提问人:PRADDYUMN YADAV 提问时间:11/11/2023 最后编辑:Ian ThompsonPRADDYUMN YADAV 更新时间:11/18/2023 访问量:89
AttributeError:“numpy.ndarray”对象没有属性“columns”->,当我甚至没有将 dataframe 更改为 np.ndarry 时
AttributeError: 'numpy.ndarray' object has no attribute 'columns' -> when I didn't even change dataframe into np.ndarry
问:
目前,我正在尝试破解 Kaggle 的宇宙飞船泰坦尼克号数据集,当我这样做时,我遇到了一个错误(如下)。在下面的代码中,是从中移除转换要素后的相同数据集。X
from sklearn.base import BaseEstimator, TransformerMixin
from sklearn.preprocessing import OneHotEncoder
from sklearn.preprocessing import LabelEncoder
from sklearn.impute import SimpleImputer
from sklearn.pipeline import Pipeline
class Cleaner(BaseEstimator, TransformerMixin):
def fit(self, X, y=None):
return self
def transform(self, X):
X = X.drop(["Name", "PassengerId", "FoodCourt", "ShoppingMall", "Cabin"], axis=1)
return X
class ObjectEncoder(BaseEstimator, TransformerMixin):
def fit(self, X, y=None):
return self
def transform(self, X):
columns_to_encode = ["HomePlanet", "CryoSleep", "Destination", "VIP"]
encoder = OneHotEncoder()
# Encode each attribute and add the columns to the DataFrame
for column in columns_to_encode:
matrix = encoder.fit_transform(X[[column]]).toarray()
column_names = [f"{column}_{i}" for i in range(matrix.shape[1])]
for i in range(len(matrix.T)):
X[column_names[i]] = matrix.T[i]
# Remove Old Parameters
X = X.drop(["HomePlanet", "CryoSleep", "Destination", "VIP"], axis=1)
return X
class LabelYEncoder(BaseEstimator, TransformerMixin):
def fit(self, X, y=None):
return self
def transform(self, X):
label_encoder = LabelEncoder()
y_encoded = label_encoder.fit_transform(y)
return y_encoded
class NullImputer(BaseEstimator, TransformerMixin):
def fit(self, X, y=None):
return self
def transform(self, X):
features_with_missing_values = X.columns[X.isnull().any()].tolist()
imputer = SimpleImputer(strategy='median')

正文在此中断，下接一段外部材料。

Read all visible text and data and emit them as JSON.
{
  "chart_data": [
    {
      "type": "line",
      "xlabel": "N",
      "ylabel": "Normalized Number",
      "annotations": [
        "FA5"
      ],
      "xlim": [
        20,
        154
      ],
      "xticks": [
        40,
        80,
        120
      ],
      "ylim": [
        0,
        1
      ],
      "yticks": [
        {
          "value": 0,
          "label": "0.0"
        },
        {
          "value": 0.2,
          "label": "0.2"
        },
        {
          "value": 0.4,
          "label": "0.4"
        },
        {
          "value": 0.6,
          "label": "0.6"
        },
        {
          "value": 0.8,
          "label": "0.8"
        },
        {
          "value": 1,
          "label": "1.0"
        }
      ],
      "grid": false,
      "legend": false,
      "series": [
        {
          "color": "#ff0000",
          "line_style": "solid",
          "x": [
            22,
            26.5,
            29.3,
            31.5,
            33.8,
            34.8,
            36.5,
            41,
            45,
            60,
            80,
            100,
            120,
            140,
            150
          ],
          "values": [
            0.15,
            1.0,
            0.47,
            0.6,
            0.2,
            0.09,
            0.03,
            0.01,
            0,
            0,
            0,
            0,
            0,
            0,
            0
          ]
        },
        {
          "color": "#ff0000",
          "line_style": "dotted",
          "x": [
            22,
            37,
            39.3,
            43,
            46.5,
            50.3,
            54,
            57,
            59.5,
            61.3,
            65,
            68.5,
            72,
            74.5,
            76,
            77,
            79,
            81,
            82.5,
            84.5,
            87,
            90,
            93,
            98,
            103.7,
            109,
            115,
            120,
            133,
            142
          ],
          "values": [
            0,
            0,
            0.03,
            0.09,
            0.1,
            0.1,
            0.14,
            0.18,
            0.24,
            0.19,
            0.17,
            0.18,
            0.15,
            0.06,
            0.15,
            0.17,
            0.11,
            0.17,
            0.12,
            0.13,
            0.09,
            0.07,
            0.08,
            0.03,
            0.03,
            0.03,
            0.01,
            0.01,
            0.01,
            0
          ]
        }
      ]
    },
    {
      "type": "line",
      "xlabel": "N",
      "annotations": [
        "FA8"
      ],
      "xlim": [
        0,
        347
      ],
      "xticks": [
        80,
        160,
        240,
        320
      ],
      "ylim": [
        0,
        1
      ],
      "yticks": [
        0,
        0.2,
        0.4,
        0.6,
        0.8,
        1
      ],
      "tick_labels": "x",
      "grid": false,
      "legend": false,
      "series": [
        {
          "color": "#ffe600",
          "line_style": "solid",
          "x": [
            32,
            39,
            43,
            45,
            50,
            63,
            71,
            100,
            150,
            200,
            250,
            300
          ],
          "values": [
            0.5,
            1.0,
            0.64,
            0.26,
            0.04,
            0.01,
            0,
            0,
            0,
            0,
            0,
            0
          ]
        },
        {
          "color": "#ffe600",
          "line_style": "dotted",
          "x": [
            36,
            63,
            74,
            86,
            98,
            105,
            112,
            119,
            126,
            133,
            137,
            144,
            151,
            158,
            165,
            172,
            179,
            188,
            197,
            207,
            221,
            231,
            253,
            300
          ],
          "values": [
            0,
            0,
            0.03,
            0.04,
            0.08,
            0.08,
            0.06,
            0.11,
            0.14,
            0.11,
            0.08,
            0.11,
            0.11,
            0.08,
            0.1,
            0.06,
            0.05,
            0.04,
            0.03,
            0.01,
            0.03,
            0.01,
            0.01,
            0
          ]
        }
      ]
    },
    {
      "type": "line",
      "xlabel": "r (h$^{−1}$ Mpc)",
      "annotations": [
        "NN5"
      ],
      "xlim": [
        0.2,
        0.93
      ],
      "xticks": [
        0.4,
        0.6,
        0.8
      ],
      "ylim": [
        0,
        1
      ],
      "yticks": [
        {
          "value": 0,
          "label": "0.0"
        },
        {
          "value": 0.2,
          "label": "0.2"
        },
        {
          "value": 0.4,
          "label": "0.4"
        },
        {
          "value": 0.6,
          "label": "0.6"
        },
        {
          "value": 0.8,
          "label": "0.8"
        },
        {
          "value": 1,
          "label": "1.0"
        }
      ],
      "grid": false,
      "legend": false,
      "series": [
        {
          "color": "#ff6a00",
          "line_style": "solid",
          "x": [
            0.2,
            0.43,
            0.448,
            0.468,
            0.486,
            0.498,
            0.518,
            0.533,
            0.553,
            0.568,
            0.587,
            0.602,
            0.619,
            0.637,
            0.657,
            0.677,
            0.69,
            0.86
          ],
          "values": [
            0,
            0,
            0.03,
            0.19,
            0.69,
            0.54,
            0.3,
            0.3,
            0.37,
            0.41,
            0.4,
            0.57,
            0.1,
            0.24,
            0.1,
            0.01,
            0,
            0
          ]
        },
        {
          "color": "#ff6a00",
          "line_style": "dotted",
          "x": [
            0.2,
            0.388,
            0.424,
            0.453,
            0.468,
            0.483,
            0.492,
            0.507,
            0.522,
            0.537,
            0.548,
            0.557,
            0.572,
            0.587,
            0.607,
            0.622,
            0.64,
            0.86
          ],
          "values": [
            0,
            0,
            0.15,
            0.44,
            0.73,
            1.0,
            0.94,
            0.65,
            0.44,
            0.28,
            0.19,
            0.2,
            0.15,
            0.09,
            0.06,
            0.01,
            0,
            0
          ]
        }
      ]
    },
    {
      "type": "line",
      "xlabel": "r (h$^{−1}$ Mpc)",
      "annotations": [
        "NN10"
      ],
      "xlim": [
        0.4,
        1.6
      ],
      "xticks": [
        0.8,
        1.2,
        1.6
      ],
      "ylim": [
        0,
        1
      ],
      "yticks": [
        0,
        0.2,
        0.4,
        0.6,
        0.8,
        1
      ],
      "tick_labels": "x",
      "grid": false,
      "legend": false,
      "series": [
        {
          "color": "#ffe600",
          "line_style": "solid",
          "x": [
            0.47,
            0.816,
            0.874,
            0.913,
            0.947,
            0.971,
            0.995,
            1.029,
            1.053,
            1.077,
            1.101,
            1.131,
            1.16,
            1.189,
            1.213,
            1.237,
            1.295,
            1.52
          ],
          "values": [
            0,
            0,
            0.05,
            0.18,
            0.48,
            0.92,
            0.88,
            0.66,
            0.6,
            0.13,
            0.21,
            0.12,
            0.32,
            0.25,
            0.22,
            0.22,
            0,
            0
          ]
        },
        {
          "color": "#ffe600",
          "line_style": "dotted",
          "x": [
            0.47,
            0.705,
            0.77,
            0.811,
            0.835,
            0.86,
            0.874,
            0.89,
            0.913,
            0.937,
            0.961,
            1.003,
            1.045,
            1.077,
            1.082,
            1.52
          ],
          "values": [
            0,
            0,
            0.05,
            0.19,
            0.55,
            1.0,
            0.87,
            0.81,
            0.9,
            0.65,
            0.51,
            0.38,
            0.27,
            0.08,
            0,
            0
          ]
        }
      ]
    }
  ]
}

X[features_with_missing_values] = imputer.fit_transform(X[features_with_missing_values])
return X
pipeline = Pipeline([
("cleaner", Cleaner()),
("object_encoder", ObjectEncoder()),
("label_y_encoder", LabelYEncoder()),
("null_imputer", NullImputer()),
])
X = pipeline.fit_transform(strat_train_set)
此代码产生错误:-
---------------------------------------------------------------------------
AttributeError Traceback (most recent call last)
Cell In[21], line 1
----> 1 X = pipeline.fit_transform(strat_train_set)
File ~/Projects/Cracking-Spaceship-Titanic/venv/lib/python3.10/site-packages/sklearn/base.py:1152, in _fit_context.<locals>.decorator.<locals>.wrapper(estimator, *args, **kwargs)
1145 estimator._validate_params()
1147 with config_context(
1148 skip_parameter_validation=(
1149 prefer_skip_nested_validation or global_skip_validation
1150 )
1151 ):
-> 1152 return fit_method(estimator, *args, **kwargs)
File ~/Projects/Cracking-Spaceship-Titanic/venv/lib/python3.10/site-packages/sklearn/pipeline.py:479, in Pipeline.fit_transform(self, X, y, **fit_params)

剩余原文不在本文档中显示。